About 12 officers have been training to be certified as police cyclists during classes sanctioned through the International Police Mountain Bike Association. The second of two five-day, 40-hour training classes concludes today.
Lt. Phil Redford during the previous two weeks has been training officers in different locations throughout the city and county, as well as in the classroom.
Photo by Tyler Reynard
Wheeling police officers navigate close quarters during police mountain bike training in Warwood on Tuesday.
On Tuesday, officers were battling the humidity in Warwood, navigating tight tracks outlined by orange cones. Redford said the cramped spaces prepare officers to ride through a crowd at events like the annual Italian Festival at Heritage Port. It also hones their slow-speed balance skills while inching along the pavement.
Deputy Chief Mike Vankirk said maintaining balance while riding the bike slowly was the most difficult aspect of training. A regular bike rider on weekends, Vankirk pointed out that he has never tried to ride at such a slow pace.
One snaking track was littered with debris that an officer may encounter in the field, forcing them to decide whether to avoid or ride over it. They also passed each other in opposite directions in lanes that left little elbow room. Officers learned how to ride down and up steps at Heritage Port on Wednesday.

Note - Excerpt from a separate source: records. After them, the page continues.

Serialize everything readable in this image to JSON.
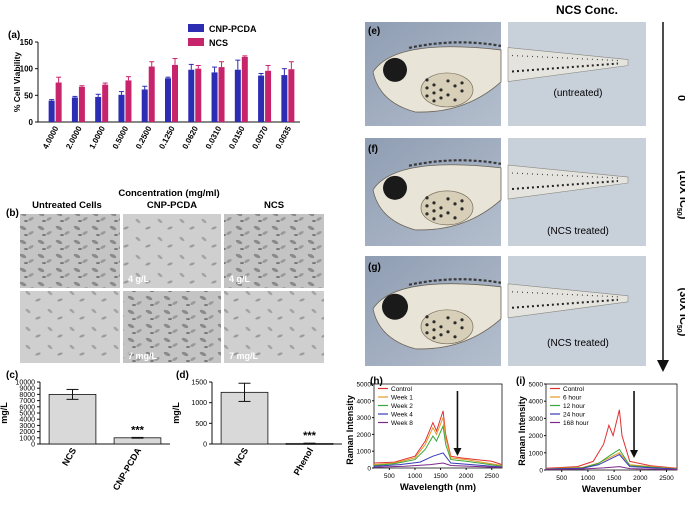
{
  "colors": {
    "cnp": "#2d2db4",
    "ncs": "#c8246c",
    "bar_gray": "#d9d9d9",
    "micro_bg": "#bdbdbd",
    "fish_bg": "#9aa7b8"
  },
  "panel_labels": {
    "a": "(a)",
    "b": "(b)",
    "c": "(c)",
    "d": "(d)",
    "e": "(e)",
    "f": "(f)",
    "g": "(g)",
    "h": "(h)",
    "i": "(i)"
  },
  "panel_b": {
    "headers": [
      "Untreated Cells",
      "CNP-PCDA",
      "NCS"
    ],
    "captions": [
      "4 g/L",
      "4 g/L",
      "7 mg/L",
      "7 mg/L"
    ]
  },
  "zebrafish": {
    "header": "NCS Conc.",
    "labels": [
      "(untreated)",
      "(NCS treated)",
      "(NCS treated)"
    ],
    "conc": [
      "0",
      "(10X IC",
      "(30X IC"
    ],
    "sub": "50",
    "close": ")"
  },
  "chart_data": [
    {
      "id": "a",
      "type": "bar",
      "title": "",
      "ylabel": "% Cell Viability",
      "xlabel": "Concentration (mg/ml)",
      "ylim": [
        0,
        150
      ],
      "yticks": [
        0,
        50,
        100,
        150
      ],
      "categories": [
        "4.0000",
        "2.0000",
        "1.0000",
        "0.5000",
        "0.2500",
        "0.1250",
        "0.0620",
        "0.0310",
        "0.0150",
        "0.0070",
        "0.0035"
      ],
      "series": [
        {
          "name": "CNP-PCDA",
          "values": [
            40,
            46,
            47,
            51,
            61,
            82,
            98,
            93,
            98,
            87,
            88
          ],
          "errors": [
            2,
            2,
            5,
            6,
            6,
            2,
            10,
            10,
            18,
            4,
            12
          ]
        },
        {
          "name": "NCS",
          "values": [
            74,
            66,
            70,
            78,
            104,
            107,
            100,
            103,
            122,
            96,
            99
          ],
          "errors": [
            10,
            2,
            3,
            7,
            9,
            12,
            6,
            10,
            2,
            10,
            14
          ]
        }
      ],
      "legend": "top-right"
    },
    {
      "id": "c",
      "type": "bar",
      "ylabel": "mg/L",
      "ylim": [
        0,
        10000
      ],
      "yticks": [
        0,
        1000,
        2000,
        3000,
        4000,
        5000,
        6000,
        7000,
        8000,
        9000,
        10000
      ],
      "categories": [
        "NCS",
        "CNP-PCDA"
      ],
      "values": [
        8000,
        1000
      ],
      "errors": [
        800,
        60
      ],
      "annotation": "***"
    },
    {
      "id": "d",
      "type": "bar",
      "ylabel": "mg/L",
      "ylim": [
        0,
        1500
      ],
      "yticks": [
        0,
        500,
        1000,
        1500
      ],
      "categories": [
        "NCS",
        "Phenol"
      ],
      "values": [
        1250,
        15
      ],
      "errors": [
        220,
        5
      ],
      "annotation": "***"
    },
    {
      "id": "h",
      "type": "line",
      "ylabel": "Raman Intensity",
      "xlabel": "Wavelength (nm)",
      "xlim": [
        200,
        2700
      ],
      "ylim": [
        0,
        5000
      ],
      "xticks": [
        500,
        1000,
        1500,
        2000,
        2500
      ],
      "yticks": [
        0,
        1000,
        2000,
        3000,
        4000,
        5000
      ],
      "legend": "top-left",
      "series": [
        {
          "name": "Control",
          "color": "#e03030",
          "pts": [
            [
              200,
              300
            ],
            [
              600,
              350
            ],
            [
              1000,
              700
            ],
            [
              1200,
              1600
            ],
            [
              1350,
              2700
            ],
            [
              1420,
              2200
            ],
            [
              1550,
              3400
            ],
            [
              1600,
              2000
            ],
            [
              1700,
              700
            ],
            [
              1900,
              600
            ],
            [
              2200,
              500
            ],
            [
              2500,
              400
            ],
            [
              2700,
              200
            ]
          ]
        },
        {
          "name": "Week 1",
          "color": "#e59a2b",
          "pts": [
            [
              200,
              200
            ],
            [
              600,
              300
            ],
            [
              1000,
              600
            ],
            [
              1200,
              1400
            ],
            [
              1350,
              2400
            ],
            [
              1420,
              2000
            ],
            [
              1550,
              3000
            ],
            [
              1600,
              1800
            ],
            [
              1700,
              600
            ],
            [
              2000,
              500
            ],
            [
              2700,
              150
            ]
          ]
        },
        {
          "name": "Week 2",
          "color": "#3aa83a",
          "pts": [
            [
              200,
              150
            ],
            [
              600,
              250
            ],
            [
              1000,
              500
            ],
            [
              1200,
              1100
            ],
            [
              1350,
              1900
            ],
            [
              1420,
              1600
            ],
            [
              1550,
              2500
            ],
            [
              1600,
              1400
            ],
            [
              1700,
              500
            ],
            [
              2000,
              400
            ],
            [
              2700,
              100
            ]
          ]
        },
        {
          "name": "Week 4",
          "color": "#3a3ab8",
          "pts": [
            [
              200,
              100
            ],
            [
              700,
              200
            ],
            [
              1100,
              350
            ],
            [
              1350,
              700
            ],
            [
              1550,
              900
            ],
            [
              1700,
              300
            ],
            [
              2700,
              60
            ]
          ]
        },
        {
          "name": "Week 8",
          "color": "#7a2a8a",
          "pts": [
            [
              200,
              50
            ],
            [
              800,
              100
            ],
            [
              1300,
              200
            ],
            [
              1550,
              300
            ],
            [
              1700,
              150
            ],
            [
              2700,
              30
            ]
          ]
        }
      ],
      "arrow_x": 1830
    },
    {
      "id": "i",
      "type": "line",
      "ylabel": "Raman Intensity",
      "xlabel": "Wavenumber",
      "xlim": [
        200,
        2700
      ],
      "ylim": [
        0,
        5000
      ],
      "xticks": [
        500,
        1000,
        1500,
        2000,
        2500
      ],
      "yticks": [
        0,
        1000,
        2000,
        3000,
        4000,
        5000
      ],
      "legend": "top-left",
      "series": [
        {
          "name": "Control",
          "color": "#e03030",
          "pts": [
            [
              200,
              100
            ],
            [
              800,
              200
            ],
            [
              1100,
              500
            ],
            [
              1300,
              1500
            ],
            [
              1400,
              2600
            ],
            [
              1480,
              2000
            ],
            [
              1600,
              3500
            ],
            [
              1650,
              2000
            ],
            [
              1800,
              500
            ],
            [
              2200,
              250
            ],
            [
              2700,
              100
            ]
          ]
        },
        {
          "name": "6 hour",
          "color": "#e59a2b",
          "pts": [
            [
              200,
              80
            ],
            [
              900,
              150
            ],
            [
              1200,
              400
            ],
            [
              1400,
              700
            ],
            [
              1600,
              1000
            ],
            [
              1800,
              300
            ],
            [
              2700,
              80
            ]
          ]
        },
        {
          "name": "12 hour",
          "color": "#3aa83a",
          "pts": [
            [
              200,
              60
            ],
            [
              900,
              120
            ],
            [
              1200,
              380
            ],
            [
              1400,
              800
            ],
            [
              1600,
              1200
            ],
            [
              1800,
              250
            ],
            [
              2700,
              60
            ]
          ]
        },
        {
          "name": "24 hour",
          "color": "#3a3ab8",
          "pts": [
            [
              200,
              50
            ],
            [
              900,
              100
            ],
            [
              1200,
              300
            ],
            [
              1400,
              600
            ],
            [
              1600,
              900
            ],
            [
              1800,
              200
            ],
            [
              2700,
              50
            ]
          ]
        },
        {
          "name": "168 hour",
          "color": "#7a2a8a",
          "pts": [
            [
              200,
              30
            ],
            [
              900,
              60
            ],
            [
              1300,
              120
            ],
            [
              1600,
              200
            ],
            [
              1800,
              80
            ],
            [
              2700,
              30
            ]
          ]
        }
      ],
      "arrow_x": 1880
    }
  ]
}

Redford and his fellow officers were incorporating their weapons into their training Thursday while at the firearms range in Dallas Pike. They learned how to engage a suspect from the bike, as well as various firing positions.
Officers also learned proper falling techniques, which they unintentionally put into practice Tuesday while drawing laughs from their colleagues.
In-class instruction includes bike maintenance and traffic laws applying to riders, as well as officer nutrition, Redford said.
Redford said officers on bikes have their advantages, such as difficulty being detected by suspects and being able to navigate alleys and side streets not easily accessed by a police cruiser.
Ten years ago, about 80 percent of the police department was certified, Redford said. That number has since dropped to about half of the department, and now the younger officers are being encouraged to become certified.
Bike officers are typically on patrol during the warmer months in areas with a higher rate of street crime, such as East and Center Wheeling, as well as downtown and Wheeling Island.